Colorectal cancer, the second most common cause of cancer-related deaths, is due to the abnormal growth of cells that have the ability to invade or spread to other parts of the body.
The earliest changes in normal colonic mucosa — the first layer of the intestines where nutrients, fats and proteins are absorbed from the foods we eat — has the potential to lead to the early detection and prevention of cancer development, the researchers said.
“We wanted to be able to spot cancer-predicting events in the colon mucosa before tumours developed,” said Marjaana Pussila, doctoral student at the University of Helsinki in Finland.
For the study, the team carried out a long-term diet experiment on genetically engineered mice model affected with Lynch syndrome — the most common form of inherited colon cancer.
The mouse with Lynch syndrome carries a mutation in MIh1, a mismatch repair gene, which is one of the main susceptibility genes in the disease.
Each time cells divide, DNA replicates itself. It is during this process that mistakes can be made, leading to genomic instability and potentially to cancer.
The findings showed that the gene expression profiles of normal mucosa in those mice that developed colon cancer were very different from those of the mice that did not.
“This seems to indicate that there is a colon-wide effect of events that predispose to cancer. And the Western-style diet seemed to be a severe risk factor, since 80 percent of cancers were detected in such mice,” Pussila added.
Further, no typical Lynch syndrome tumour characteristics, such as lack of MIh1 protein or microsatellite instability, a kind of genetic hyper-mutability, were detected, although MIh1 gene expression was already severely decreased in the mucosa.
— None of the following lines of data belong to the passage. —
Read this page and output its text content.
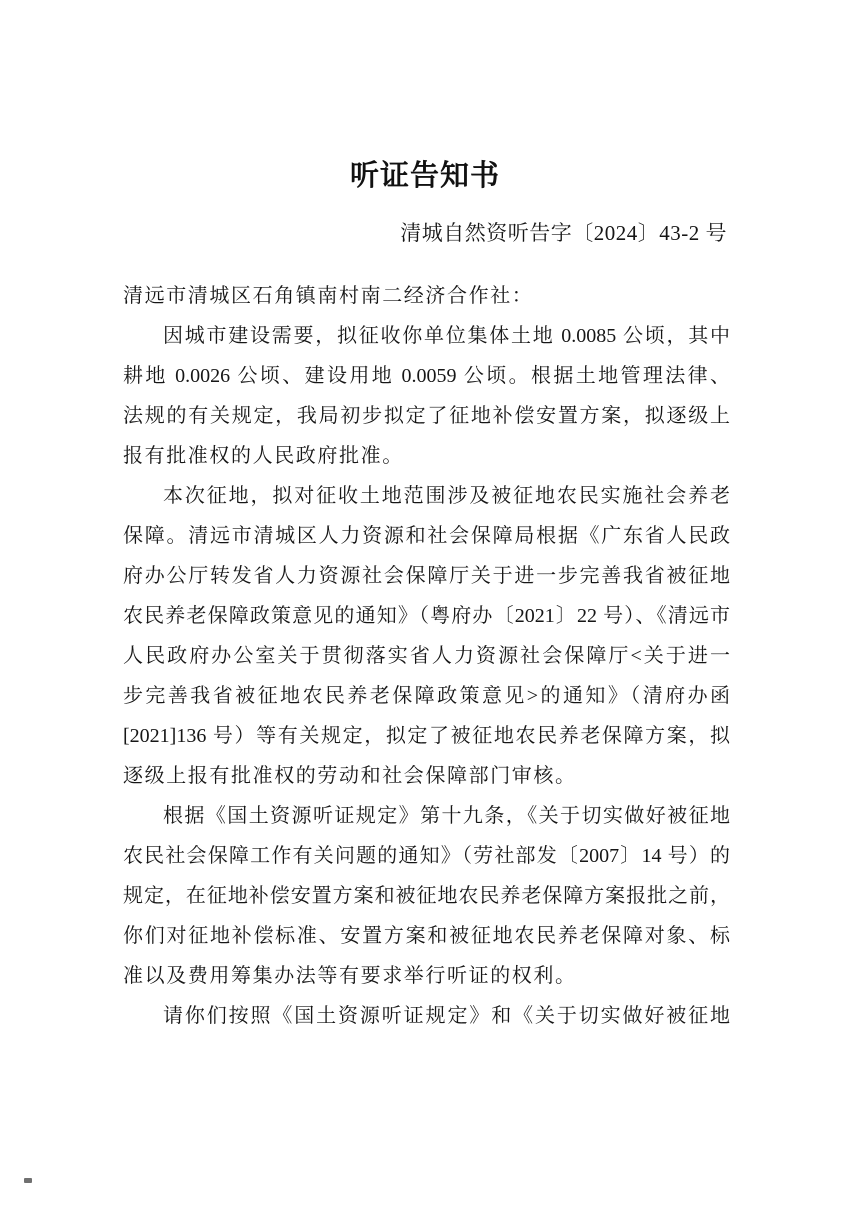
听证告知书
清城自然资听告字〔2024〕43-2 号
清远市清城区石角镇南村南二经济合作社：
因城市建设需要，拟征收你单位集体土地 0.0085 公顷，其中
耕地 0.0026 公顷、建设用地 0.0059 公顷。根据土地管理法律、
法规的有关规定，我局初步拟定了征地补偿安置方案，拟逐级上
报有批准权的人民政府批准。
本次征地，拟对征收土地范围涉及被征地农民实施社会养老
保障。清远市清城区人力资源和社会保障局根据《广东省人民政
府办公厅转发省人力资源社会保障厅关于进一步完善我省被征地
农民养老保障政策意见的通知》（粤府办〔2021〕22 号）、《清远市
人民政府办公室关于贯彻落实省人力资源社会保障厅<关于进一
步完善我省被征地农民养老保障政策意见>的通知》（清府办函
[2021]136 号）等有关规定，拟定了被征地农民养老保障方案，拟
逐级上报有批准权的劳动和社会保障部门审核。
根据《国土资源听证规定》第十九条，《关于切实做好被征地
农民社会保障工作有关问题的通知》（劳社部发〔2007〕14 号）的
规定，在征地补偿安置方案和被征地农民养老保障方案报批之前，
你们对征地补偿标准、安置方案和被征地农民养老保障对象、标
准以及费用筹集办法等有要求举行听证的权利。
请你们按照《国土资源听证规定》和《关于切实做好被征地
This suggests that a decrease in MIh1 gene expression may be sufficient to prompt the development of tumours, even where the DNA mismatch repair mechanism that recognises and corrects mistakes in DNA replication is still operating well enough to avoid microsatellite instability.
It has been generally assumed that the development of cancer in Lynch syndrome carriers needs an inactivation of both the mismatch repair genes or pairs, involved, thus causing microsatellite instability.
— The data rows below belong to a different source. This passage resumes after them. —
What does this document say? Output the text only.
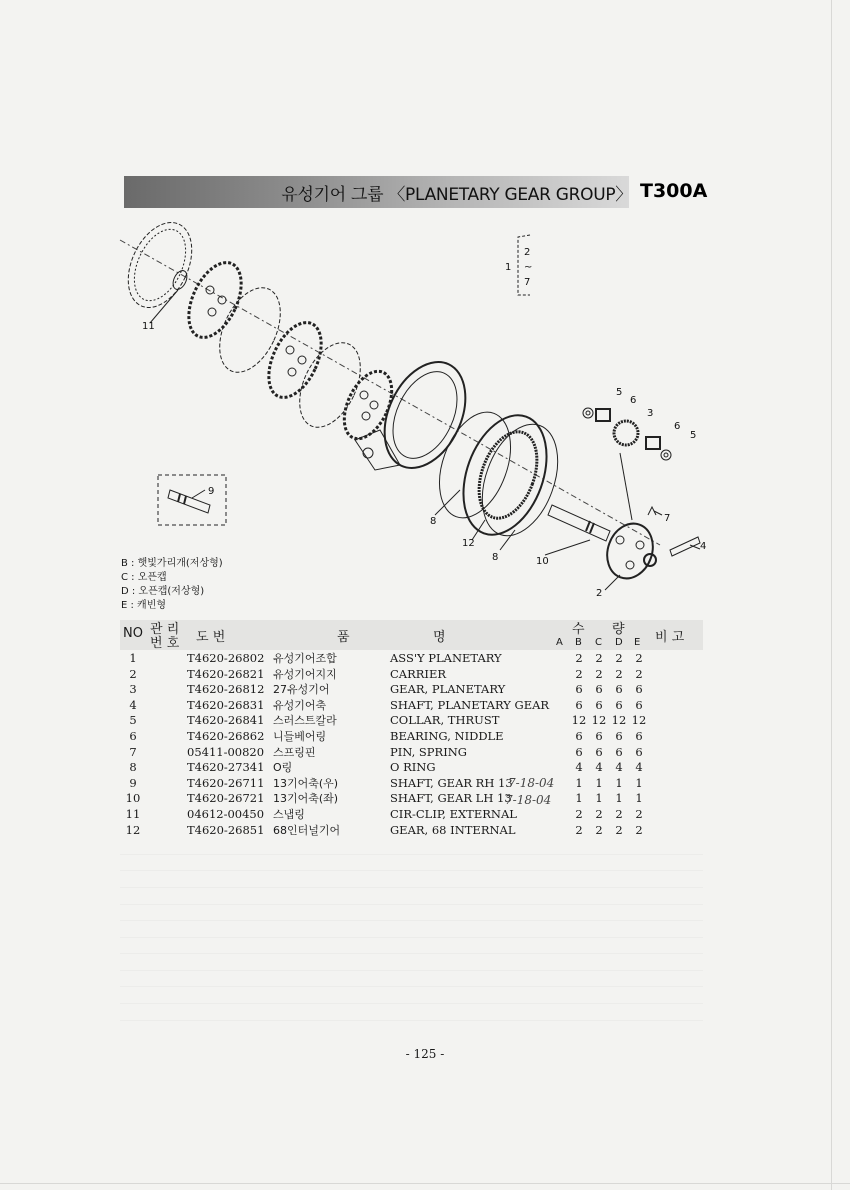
유성기어 그룹 〈PLANETARY GEAR GROUP〉 T300A
1
2
~
7
11
5
6
3
6
5
9
8
12
8
7
4
10
2
B : 햇빛가리개(저상형)
C : 오픈캡
D : 오픈캡(저상형)
E : 캐빈형
NO 관 리
번 호 도 번	품	명
수 량
A B C D E 비 고
1	T4620-26802 유성기어조합	ASS'Y PLANETARY	2	2	2	2
2	T4620-26821 유성기어지지	CARRIER	2	2	2	2
3	T4620-26812 27유성기어	GEAR, PLANETARY	6	6	6	6
4	T4620-26831 유성기어축	SHAFT, PLANETARY GEAR	6	6	6	6
5	T4620-26841 스러스트칼라	COLLAR, THRUST	12 12 12 12
6	T4620-26862 니들베어링	BEARING, NIDDLE	6	6	6	6
7	05411-00820 스프링핀	PIN, SPRING	6	6	6	6
8	T4620-27341 O링	O RING	4	4	4	4
9	T4620-26711 13기어축(우)	SHAFT, GEAR RH 13	1	1	1	1
10	T4620-26721 13기어축(좌)	SHAFT, GEAR LH 13	1	1	1	1
11	04612-00450 스냅링	CIR-CLIP, EXTERNAL	2	2	2	2
12	T4620-26851 68인터널기어	GEAR, 68 INTERNAL	2	2	2	2
7-18-04
7-18-04
- 125 -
However, “our studies have shown that this is not necessarily the case, since a severely decreased amount of MIh1 without loss of the mismatch repair gene and without microsatellite instability appears to be enough to provoke the development of tumours,” Pussila explained.
“Now, by studying the gene expression profiles of Mlh1 low mucosa we hope to be able to further identify cancer predisposing changes which may help in the early detection of tumours,” Pussila noted.
The findings were recently presented at the annual conference of the European Society of Human Genetics held in Spain.